Technical Stream
Technical Stream
Indicator of compromise generation system based on honeypot raw data

Abstract:

Honeypot systems are currently used not only by researchers trying to find new types of threats but also by organizations to protect their corporate networks. However, the data received from Honeypot sensors needs to be analyzed manually and then interpreted by an analyst, a process that seriously complicates the practical use of Honeypots in an enterprise’s security infrastructure. Moreover, in order to identify a threat detected by a Honeypot in other segments of the corporate network, incident investigation procedures are required. As part of this project, you will be asked to solve the practical problem of processing the data collected by Honeypot sensors as indicators of compromise in order to check the other sections of the corporate network outside the Honeypot.

Statement of the problem

The data obtained by Honeypot sensors requires manual analysis and interpretation, and in most cases cannot be used in automated tools to identify the threat in other segments of the network. It is necessary to create and demonstrate a set of data that can be used as indicators of compromise (IoC) and which is received in an automated mode. The use of this data by other automated tools should not lead to false positives.
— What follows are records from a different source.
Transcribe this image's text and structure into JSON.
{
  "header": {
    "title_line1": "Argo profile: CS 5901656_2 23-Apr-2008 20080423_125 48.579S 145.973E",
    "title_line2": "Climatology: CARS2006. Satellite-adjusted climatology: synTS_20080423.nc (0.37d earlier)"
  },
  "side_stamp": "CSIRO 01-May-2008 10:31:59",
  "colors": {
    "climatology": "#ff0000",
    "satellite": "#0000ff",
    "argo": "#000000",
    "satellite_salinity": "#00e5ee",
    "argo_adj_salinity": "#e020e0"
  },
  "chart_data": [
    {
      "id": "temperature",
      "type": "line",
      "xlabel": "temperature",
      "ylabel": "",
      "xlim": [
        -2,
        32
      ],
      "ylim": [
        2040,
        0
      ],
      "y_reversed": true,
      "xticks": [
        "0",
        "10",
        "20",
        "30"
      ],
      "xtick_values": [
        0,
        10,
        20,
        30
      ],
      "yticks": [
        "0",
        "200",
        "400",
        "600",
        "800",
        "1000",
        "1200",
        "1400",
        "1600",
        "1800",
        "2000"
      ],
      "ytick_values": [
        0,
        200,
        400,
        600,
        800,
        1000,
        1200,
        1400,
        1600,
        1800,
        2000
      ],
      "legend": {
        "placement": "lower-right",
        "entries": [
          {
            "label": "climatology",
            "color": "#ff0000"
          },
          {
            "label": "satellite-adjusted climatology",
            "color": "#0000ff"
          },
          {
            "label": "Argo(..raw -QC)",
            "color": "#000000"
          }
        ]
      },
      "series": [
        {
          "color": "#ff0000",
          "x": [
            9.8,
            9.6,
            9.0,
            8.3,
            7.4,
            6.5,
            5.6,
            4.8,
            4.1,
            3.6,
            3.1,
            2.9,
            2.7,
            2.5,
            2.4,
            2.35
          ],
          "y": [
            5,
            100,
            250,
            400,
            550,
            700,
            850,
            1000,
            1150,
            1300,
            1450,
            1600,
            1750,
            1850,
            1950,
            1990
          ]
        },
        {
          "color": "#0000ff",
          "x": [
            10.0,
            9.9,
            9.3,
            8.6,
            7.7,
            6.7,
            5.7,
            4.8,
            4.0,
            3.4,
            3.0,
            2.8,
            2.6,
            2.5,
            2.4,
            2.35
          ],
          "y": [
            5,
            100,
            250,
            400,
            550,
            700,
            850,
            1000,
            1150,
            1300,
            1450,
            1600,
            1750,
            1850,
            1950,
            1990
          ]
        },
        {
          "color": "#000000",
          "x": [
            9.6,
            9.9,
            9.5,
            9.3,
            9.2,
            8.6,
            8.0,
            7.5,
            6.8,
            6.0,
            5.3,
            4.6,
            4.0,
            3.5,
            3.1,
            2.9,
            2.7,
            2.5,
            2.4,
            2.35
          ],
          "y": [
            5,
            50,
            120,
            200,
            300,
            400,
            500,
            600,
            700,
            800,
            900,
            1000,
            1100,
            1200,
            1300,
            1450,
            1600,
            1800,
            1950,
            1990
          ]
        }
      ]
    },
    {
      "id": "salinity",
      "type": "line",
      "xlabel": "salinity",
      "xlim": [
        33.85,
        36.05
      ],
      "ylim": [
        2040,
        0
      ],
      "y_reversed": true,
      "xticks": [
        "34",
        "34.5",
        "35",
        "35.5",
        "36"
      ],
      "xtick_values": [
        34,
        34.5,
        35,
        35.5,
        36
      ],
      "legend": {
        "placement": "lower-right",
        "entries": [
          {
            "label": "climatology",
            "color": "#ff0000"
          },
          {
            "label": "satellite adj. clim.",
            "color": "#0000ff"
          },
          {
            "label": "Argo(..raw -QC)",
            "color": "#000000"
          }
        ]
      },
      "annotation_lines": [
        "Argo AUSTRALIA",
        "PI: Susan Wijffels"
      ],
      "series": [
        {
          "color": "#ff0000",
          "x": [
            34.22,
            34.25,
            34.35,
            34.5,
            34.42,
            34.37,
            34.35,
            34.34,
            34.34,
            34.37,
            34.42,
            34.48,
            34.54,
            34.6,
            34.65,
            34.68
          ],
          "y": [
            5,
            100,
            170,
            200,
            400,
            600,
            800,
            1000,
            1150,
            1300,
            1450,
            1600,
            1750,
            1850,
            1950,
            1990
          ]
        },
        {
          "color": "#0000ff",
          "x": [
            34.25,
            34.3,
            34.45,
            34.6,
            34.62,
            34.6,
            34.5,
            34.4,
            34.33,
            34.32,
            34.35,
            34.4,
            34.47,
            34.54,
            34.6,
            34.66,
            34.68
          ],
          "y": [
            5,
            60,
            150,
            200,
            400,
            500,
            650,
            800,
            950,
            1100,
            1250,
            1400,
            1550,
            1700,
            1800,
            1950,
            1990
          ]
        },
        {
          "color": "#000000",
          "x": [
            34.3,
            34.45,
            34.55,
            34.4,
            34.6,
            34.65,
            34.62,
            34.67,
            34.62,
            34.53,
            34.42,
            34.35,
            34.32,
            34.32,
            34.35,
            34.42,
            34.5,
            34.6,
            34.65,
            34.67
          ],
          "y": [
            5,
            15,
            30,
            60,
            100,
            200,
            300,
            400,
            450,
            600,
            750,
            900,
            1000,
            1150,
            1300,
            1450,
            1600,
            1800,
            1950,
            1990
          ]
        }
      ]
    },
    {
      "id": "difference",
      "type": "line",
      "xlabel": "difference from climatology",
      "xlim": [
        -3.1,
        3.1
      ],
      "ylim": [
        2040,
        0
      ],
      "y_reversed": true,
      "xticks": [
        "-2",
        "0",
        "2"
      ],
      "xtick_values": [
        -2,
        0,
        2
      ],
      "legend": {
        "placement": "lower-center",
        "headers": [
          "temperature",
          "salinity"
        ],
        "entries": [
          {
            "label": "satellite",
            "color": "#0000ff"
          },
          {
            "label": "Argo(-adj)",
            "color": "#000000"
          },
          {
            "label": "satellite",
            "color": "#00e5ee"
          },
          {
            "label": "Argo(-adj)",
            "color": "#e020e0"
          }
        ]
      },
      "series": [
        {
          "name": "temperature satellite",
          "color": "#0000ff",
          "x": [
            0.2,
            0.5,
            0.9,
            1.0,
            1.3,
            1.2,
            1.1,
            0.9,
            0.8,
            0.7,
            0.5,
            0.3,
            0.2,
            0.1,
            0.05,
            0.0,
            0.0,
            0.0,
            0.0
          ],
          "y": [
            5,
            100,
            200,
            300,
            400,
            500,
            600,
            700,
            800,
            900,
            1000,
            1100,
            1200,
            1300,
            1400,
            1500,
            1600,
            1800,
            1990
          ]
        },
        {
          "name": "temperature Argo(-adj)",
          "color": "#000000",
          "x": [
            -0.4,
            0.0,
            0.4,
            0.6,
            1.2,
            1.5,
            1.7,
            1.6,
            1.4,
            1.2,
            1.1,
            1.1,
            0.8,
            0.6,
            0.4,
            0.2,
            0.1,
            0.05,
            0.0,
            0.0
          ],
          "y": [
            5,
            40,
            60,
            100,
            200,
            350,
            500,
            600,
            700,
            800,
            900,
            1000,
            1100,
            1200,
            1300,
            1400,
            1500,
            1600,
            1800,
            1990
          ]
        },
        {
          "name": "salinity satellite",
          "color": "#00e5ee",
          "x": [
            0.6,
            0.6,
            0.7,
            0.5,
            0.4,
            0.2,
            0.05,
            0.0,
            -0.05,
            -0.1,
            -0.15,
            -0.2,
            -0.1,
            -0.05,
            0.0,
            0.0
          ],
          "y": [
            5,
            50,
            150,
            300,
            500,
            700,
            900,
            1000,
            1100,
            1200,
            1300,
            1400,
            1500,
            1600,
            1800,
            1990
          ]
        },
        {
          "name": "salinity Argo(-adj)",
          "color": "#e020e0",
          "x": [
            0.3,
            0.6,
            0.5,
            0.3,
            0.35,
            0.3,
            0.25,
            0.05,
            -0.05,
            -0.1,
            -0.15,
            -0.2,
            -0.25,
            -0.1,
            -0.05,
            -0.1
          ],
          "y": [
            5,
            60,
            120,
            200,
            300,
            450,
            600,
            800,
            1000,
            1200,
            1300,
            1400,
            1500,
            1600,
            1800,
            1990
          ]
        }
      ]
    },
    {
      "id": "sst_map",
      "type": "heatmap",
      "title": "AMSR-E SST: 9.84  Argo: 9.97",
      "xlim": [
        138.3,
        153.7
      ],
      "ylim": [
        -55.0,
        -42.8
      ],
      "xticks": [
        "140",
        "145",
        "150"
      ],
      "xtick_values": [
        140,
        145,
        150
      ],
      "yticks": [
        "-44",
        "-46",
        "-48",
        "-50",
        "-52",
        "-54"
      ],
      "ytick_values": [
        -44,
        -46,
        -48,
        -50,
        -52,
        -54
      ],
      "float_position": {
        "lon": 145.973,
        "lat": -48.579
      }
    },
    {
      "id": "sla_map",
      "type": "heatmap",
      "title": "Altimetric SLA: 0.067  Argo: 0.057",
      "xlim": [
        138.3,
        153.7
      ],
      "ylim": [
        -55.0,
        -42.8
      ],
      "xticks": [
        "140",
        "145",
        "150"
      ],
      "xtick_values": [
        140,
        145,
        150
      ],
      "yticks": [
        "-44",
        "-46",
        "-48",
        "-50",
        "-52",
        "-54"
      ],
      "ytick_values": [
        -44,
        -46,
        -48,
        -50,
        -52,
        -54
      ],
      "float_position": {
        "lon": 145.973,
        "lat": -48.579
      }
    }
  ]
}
Expected results requirements/Technical guidelines for submissions

The program created as a result of this research should be able to do the following at the proof-of-concept (POC) level:

— Generate data on the status of changes that can be used as indicators of compromise based on an analysis of the threat functioning inside a virtual machine (telemetry: VM + its traffic);

— Identify a sufficient number of indicators from among the obtained data to detect the threat on the other hosts in the corporate network;

— Write an indicator generator which, based on the telemetry received from the virtual machine, exports it in the STIX format;

— Prepare a description of the methods for obtaining indicators that includes a process for reducing false positives.

Supplementary materials

https://securelist.com/blog/security-policies/71915/indicators-of-compromise-as-a-way-to-reduce-risk/

https://www.sans.org/reading-room/whitepapers/malicious/ioc-indicators-compromise-malware-forensics-34200

http://www.slideshare.net/phdays/compromise-indicators-35211360

Evaluation criteria

In order to evaluate the quality of the research work, tests on a prepared VM will be conducted: an IoC will be obtained from the actions of a specific malicious code, which will subsequently be checked against another VM where the malicious code is already present.